Physical health. Connected device usage has increased 46% since the start of COVID, and, as a result, back aches and neck pain have risen by 50%. Pay attention to your posture when you are sitting at your desk and make sure that your screen is at a height level with your eyes to avoid squinting and hunching.
Quantified self. The “quantified self” is a method of seeking to understand yourself through technology, using sensors like wearables (think smart watches) or data trackers (like apps) to optimize health. While this concept sounds new, health providers have been tracking metrics like blood pressure, heart rate, and calories for decades; the quantified self movement simply empowers individuals to track and make sense of their own data. To try out this approach, pick one behavior to track (like step count) and focus on optimizing that one metric. Set a goal for yourself and celebrate when you achieve it!
Digital citizenship. Having a healthy online civic life means building competency in civil discourse, culturally sensitive communication, online etiquette, and information processing. A person with a high digital citizenship orientation knows about data privacy and its implications for the individual and society, is aware of how their online communication can affect others, has tools at hand to evaluate information obtained from the internet as truthful or biased, and understands how to communicate to different audiences in a way that is sensitive to diversity and inclusion. One of the best ways to gain awareness of your digital footprint in the world is to do a Google “selfie” to see what information about yourself is publicly available. Remove any online information that you no longer wish to share (check whitepages.com to see what might be listed publicly).

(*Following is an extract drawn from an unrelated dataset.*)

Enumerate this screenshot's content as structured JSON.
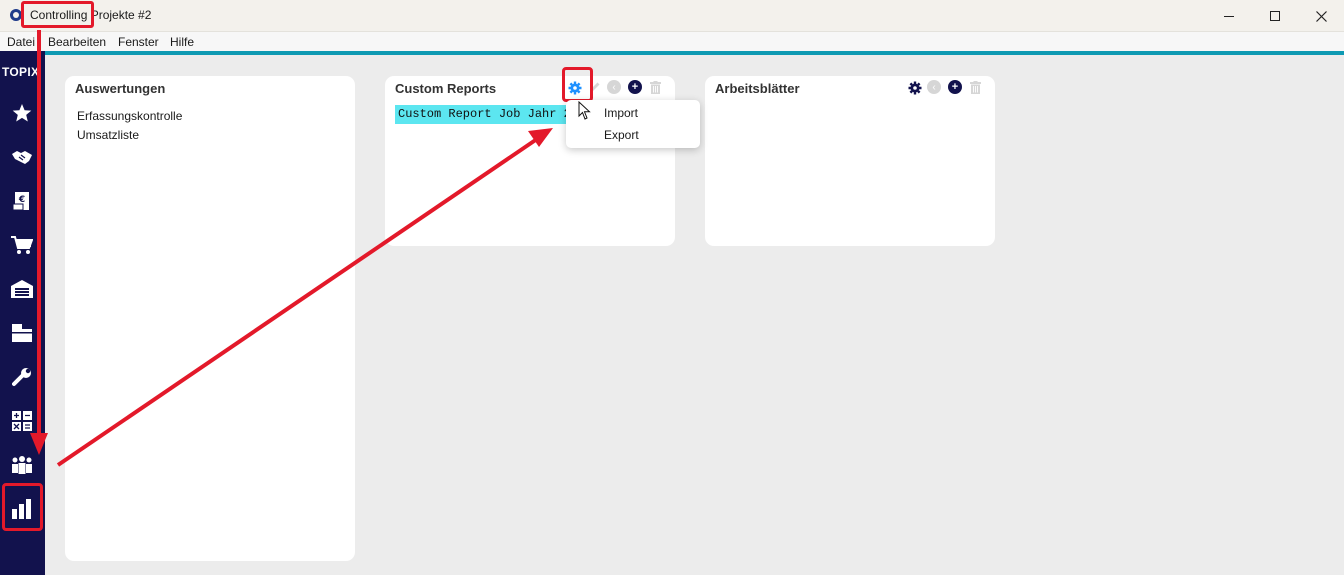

These suggestions are just a starting place for boosting wellness in the digital era; to learn more strategies, consider enrolling in a program or course online. The ones that I’ve been involved in include the Digital Wellness 101 course co-created by PowerEd and Athabasca University and the Digital Wellness Institute’s 10-week certification program designed for coaches, learning officers, and educators.
While we know that technology will continue to be an integral and ever-present part of our everyday lives, we do have some control over how we use it to digitally flourish, rather than flail in the midst of distraction. By cultivating our own digital wellness, we can leverage technology for its best and highest purposes and begin to shape the future with the choices that we make today.